Any investment in equity market has to be preferably done for a minimum term of 10 years. In my opinion, an investment tenure of 20 years may make you wealthy beyond your imagination. It is the TIME in the market that is important and NOT timing the Market. There is a possibility that market may atleast go through 2 cycles in a period of 10 years. Any investment tenure lesser than that in equity may prove to be very risky. It is better to avoid equity market totally if your investment tenure is less than 10 years

**How much one should save?**

Not everyone is capable of lump sum investments.

But everyone is and should be capable of investing small sums every month over a long period of time.

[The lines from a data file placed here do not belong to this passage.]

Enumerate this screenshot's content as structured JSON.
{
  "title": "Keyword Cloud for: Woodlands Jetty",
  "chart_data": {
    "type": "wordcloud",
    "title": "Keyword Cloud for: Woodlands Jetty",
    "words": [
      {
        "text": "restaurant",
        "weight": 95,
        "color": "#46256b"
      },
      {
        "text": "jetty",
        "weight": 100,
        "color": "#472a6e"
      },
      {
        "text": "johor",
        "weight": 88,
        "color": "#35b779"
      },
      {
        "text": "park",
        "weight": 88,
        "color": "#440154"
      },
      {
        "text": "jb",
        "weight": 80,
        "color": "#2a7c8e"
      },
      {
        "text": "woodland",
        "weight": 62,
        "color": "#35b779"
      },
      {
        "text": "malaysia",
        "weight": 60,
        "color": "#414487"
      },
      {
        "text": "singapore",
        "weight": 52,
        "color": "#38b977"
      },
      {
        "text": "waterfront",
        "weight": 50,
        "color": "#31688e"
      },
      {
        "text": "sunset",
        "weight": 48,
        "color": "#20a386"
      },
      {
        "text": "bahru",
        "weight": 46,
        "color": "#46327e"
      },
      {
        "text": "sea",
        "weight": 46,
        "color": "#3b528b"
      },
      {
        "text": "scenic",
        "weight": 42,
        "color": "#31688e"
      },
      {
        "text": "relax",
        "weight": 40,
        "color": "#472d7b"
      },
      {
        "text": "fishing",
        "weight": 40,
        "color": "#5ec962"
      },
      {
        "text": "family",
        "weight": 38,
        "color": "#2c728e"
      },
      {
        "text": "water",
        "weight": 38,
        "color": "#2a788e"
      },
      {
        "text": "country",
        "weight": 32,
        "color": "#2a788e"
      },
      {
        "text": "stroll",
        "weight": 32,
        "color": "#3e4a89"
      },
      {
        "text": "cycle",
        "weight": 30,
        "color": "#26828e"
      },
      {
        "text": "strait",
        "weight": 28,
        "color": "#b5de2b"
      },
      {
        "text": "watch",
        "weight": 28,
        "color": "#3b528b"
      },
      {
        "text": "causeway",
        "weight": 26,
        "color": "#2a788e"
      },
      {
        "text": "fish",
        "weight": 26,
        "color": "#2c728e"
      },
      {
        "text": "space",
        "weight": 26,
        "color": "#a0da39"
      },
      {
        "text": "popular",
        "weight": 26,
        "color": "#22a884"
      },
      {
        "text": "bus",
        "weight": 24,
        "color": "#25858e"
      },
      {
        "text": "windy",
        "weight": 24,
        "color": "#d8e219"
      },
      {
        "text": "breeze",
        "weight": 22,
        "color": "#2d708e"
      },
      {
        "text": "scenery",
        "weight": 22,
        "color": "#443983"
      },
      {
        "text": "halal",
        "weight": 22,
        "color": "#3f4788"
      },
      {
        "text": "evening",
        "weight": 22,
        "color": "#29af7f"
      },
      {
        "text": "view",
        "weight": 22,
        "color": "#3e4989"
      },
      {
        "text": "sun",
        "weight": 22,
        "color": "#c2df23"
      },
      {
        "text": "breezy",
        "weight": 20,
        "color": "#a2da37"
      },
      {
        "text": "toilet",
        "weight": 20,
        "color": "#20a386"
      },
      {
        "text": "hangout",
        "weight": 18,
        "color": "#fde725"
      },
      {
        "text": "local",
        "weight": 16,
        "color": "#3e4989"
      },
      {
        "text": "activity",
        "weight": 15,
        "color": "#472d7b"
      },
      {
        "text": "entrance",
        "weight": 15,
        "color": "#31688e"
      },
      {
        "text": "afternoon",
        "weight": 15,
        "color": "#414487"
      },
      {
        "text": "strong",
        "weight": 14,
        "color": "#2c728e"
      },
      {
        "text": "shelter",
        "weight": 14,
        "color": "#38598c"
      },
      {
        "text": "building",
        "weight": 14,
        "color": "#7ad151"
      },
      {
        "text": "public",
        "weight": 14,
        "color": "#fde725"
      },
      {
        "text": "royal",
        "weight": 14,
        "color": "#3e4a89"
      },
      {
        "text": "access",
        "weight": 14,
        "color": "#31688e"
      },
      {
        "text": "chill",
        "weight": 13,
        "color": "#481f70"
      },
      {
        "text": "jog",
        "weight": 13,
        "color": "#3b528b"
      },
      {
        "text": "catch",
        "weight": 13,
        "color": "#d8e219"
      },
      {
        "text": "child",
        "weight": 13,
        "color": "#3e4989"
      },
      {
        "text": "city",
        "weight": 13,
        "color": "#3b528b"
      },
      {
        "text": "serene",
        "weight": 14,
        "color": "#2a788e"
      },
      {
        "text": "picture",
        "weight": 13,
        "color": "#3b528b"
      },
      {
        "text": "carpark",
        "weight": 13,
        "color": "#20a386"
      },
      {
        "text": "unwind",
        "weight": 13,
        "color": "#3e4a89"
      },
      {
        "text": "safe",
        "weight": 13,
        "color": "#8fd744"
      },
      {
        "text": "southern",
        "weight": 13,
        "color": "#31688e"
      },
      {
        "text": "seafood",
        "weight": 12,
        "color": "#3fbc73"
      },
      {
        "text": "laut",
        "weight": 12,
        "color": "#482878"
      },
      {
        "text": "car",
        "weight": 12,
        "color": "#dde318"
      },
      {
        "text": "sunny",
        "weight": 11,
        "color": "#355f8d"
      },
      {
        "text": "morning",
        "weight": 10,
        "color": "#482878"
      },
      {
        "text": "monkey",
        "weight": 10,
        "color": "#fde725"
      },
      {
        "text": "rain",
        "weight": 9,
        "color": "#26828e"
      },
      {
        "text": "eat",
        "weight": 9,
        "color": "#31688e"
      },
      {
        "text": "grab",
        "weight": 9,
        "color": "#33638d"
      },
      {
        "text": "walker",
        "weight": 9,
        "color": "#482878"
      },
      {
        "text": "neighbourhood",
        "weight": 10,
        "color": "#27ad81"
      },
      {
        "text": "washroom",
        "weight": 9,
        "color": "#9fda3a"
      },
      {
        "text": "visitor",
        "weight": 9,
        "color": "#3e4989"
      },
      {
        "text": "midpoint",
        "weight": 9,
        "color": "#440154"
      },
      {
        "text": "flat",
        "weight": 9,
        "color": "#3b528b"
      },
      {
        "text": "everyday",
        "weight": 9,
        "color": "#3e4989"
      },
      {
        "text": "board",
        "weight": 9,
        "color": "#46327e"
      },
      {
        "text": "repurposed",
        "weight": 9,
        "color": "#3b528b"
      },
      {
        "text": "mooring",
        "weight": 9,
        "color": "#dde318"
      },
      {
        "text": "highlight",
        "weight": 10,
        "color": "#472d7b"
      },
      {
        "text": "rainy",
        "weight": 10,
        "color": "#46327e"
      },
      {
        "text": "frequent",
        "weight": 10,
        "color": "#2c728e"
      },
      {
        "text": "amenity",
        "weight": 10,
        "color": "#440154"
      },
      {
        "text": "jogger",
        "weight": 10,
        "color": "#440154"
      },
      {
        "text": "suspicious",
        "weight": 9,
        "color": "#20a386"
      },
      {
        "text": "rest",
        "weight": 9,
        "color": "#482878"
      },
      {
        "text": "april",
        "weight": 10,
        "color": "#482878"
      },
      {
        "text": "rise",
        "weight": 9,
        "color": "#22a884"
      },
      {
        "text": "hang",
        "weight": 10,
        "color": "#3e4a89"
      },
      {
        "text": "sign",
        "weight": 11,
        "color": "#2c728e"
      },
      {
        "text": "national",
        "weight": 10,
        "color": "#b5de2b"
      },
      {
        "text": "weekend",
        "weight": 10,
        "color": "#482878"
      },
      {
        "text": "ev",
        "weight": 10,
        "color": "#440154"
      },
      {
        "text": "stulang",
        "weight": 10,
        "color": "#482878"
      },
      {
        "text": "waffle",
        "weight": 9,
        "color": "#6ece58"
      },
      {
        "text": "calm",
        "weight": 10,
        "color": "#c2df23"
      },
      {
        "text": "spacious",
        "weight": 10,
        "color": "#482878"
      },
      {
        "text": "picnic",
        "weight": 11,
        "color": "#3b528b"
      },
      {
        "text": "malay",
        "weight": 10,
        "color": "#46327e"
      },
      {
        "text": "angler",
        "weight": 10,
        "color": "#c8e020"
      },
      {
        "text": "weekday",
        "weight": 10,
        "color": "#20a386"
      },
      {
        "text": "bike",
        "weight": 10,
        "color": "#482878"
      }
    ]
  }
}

Every family with an income of Rs.50,000/- should aspire for investing at-least Rs.10,000/- in SIP. For people who are planning for retirement, children’s education, daughter’s wedding etc. should roughly try to invest 20% of their monthly income in equity funds through SIPs.

**Start early**

Suppose A & B invest Rs.10,000 every month earning interest @15% p.a. on a monthly compounding basis. A starts at the age of 25 years and B starts at the age of 35 years. Both of them invest for 5 years (Rs.6 Lakhs) and hold their investments till 60 years of age.

A ’s investment would have appreciated to approximately Rs.12 crores whereas B ’s investment would have grown to only Rs.3 crores Thus, A ’s investment would have become four times more by just starting investing earlier than B, though the amount saved by them is the same.

Clearly, the **power of compounding** can have a significant impact on your wealth accumulation, especially if you remain invested over a long period of time.